My philosophy has focused on viewing the entire data set for rapid assessment of the behavior of a system. This focus has been on the performance of high scale systems, mostly delving into low level profiling of transactional latency patterns for OLTP style applications. Though my ultimate goal is to provide rapid solutions to my customers for their performance issues, I also strive to make the representation of their data sets comprehensive, visual, clear, and interesting to view.
I’ve compiled a sample of some of the data visualization projects I have taken on over the years, applying a variety of techniques championed by Edward Tufte to these data sets. Hopefully you’ll find looking at these data visualizations as much fun as I had building them.
Some of my favorite visualizations
Click the title to see the graphic and description.
Fault injection testing on kubernetes
This is a time series summary of multiple layers of metrics during fault injection testing on a kubernetes deployment.

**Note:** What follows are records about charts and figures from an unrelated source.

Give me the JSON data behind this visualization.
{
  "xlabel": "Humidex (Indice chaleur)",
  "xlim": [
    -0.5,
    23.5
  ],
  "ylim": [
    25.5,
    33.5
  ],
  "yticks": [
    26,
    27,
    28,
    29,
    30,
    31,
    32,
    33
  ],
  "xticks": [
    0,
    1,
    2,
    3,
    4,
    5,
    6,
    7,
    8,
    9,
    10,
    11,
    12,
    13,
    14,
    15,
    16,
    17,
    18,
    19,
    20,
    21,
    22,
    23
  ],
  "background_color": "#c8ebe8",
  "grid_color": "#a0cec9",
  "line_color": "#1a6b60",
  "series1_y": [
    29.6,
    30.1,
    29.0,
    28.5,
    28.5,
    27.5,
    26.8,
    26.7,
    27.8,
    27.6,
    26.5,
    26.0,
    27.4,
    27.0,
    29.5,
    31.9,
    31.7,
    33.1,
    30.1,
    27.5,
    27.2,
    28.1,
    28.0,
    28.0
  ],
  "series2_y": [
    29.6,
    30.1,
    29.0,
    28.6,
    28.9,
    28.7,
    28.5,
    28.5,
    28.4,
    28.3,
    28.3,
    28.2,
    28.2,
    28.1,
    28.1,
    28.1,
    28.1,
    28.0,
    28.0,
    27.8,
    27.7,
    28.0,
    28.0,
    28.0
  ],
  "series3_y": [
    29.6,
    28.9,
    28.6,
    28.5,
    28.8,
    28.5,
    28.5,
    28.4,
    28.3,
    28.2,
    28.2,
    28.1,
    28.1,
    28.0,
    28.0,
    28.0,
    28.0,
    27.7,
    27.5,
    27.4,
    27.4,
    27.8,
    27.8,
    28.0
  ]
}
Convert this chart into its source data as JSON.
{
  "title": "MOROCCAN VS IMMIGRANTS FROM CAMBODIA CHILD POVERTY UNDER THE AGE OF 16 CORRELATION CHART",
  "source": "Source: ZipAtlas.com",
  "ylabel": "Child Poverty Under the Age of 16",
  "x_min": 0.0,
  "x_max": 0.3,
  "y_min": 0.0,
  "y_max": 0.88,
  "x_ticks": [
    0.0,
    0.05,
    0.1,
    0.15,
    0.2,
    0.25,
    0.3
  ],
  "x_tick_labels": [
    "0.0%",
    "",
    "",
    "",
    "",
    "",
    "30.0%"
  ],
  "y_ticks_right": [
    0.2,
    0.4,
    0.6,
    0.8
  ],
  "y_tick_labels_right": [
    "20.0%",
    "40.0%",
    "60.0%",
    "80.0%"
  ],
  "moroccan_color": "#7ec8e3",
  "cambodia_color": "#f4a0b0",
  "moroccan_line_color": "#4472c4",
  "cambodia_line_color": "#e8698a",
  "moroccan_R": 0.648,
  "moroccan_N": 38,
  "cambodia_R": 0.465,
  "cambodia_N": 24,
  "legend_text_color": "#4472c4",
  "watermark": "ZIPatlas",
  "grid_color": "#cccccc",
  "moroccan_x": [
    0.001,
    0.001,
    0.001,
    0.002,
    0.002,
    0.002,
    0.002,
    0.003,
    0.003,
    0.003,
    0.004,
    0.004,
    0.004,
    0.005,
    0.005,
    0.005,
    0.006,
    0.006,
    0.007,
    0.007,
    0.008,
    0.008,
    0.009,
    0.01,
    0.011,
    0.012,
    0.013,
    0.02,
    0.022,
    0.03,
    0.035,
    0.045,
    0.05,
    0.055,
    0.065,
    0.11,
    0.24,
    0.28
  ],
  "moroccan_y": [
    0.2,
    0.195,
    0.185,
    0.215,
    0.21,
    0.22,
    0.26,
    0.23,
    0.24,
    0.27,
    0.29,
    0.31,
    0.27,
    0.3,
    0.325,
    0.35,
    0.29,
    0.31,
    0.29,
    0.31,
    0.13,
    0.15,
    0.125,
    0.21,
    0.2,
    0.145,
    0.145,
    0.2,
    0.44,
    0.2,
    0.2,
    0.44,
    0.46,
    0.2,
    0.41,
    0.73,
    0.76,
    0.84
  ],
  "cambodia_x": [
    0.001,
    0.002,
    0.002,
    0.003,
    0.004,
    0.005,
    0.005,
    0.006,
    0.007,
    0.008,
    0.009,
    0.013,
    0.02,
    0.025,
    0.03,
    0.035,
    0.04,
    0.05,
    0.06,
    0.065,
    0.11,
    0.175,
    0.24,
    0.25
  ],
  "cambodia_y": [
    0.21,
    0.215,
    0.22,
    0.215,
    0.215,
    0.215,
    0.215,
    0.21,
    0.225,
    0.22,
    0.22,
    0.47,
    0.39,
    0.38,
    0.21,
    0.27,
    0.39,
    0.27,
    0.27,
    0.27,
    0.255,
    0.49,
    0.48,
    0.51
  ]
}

Project timeline and outcome
In this visualization I have combined combined a project timeline with test results from a workload profiling sequence following the deployment and tuning of an application on a clustered database environment for the first time. This is an information rich view of the project outcome that illustrates the progress made over the duration of the engagement. Tools like these are helpful in explaining software deployment cycles and the tuning investments required for at-scale projects.
Name token count regression study
An interesting example of the use of linear regression analysis to identify the normalized comparison latency for a person-search workload as the number of tokens in a name is increased. This experiment design was used to compare a baseline comparison function COMP1 to multiple tuning efforts of a new comparison, COMP2.
Weather data
This is an example of the visualization of daily weather readings spanning a decade’s worth of data from a weather station in Brazil. The objective of this plot was to identify seasonal weather patterns in a specific region and the subsequent replication of these patterns in a controlled environment.
Fault injection testing on DB2 Purescale
This visualization focused on illustrating the impact of fault injection during a cluster test. Faults include the soft and hard removal of nodes from a clustered database while three types of transactions were issued against a dataset stored on the cluster. Impacts to the workload were noted, as well as recovery times. Additional CPU metrics from the application and database tiers were presented below the transactional time series plots.
Impact of store openings on transaction rates
A transactional summary view of API calls from a B2C nationwide search workload. This visualization illustrates the ramp up of traffic (light gray) as the day progresses, and the stabilization of transactional search latency (dark gray) as the database buffer pools warm and the physical read rate drops. My favorite portion of this visualization is the illustration of the impact of store openings across time zones in the United States on the transaction rate.
Time series scatter plot
A time series latency scatter plot that allows for the visualization of all transactional latency values captured over the course of three hours. In this particular case, the customer was unable to detect a series of micro-outages using their standard 5 minute sample interval. Visualizing the entire data set allowed for the rapid identification of the pattern.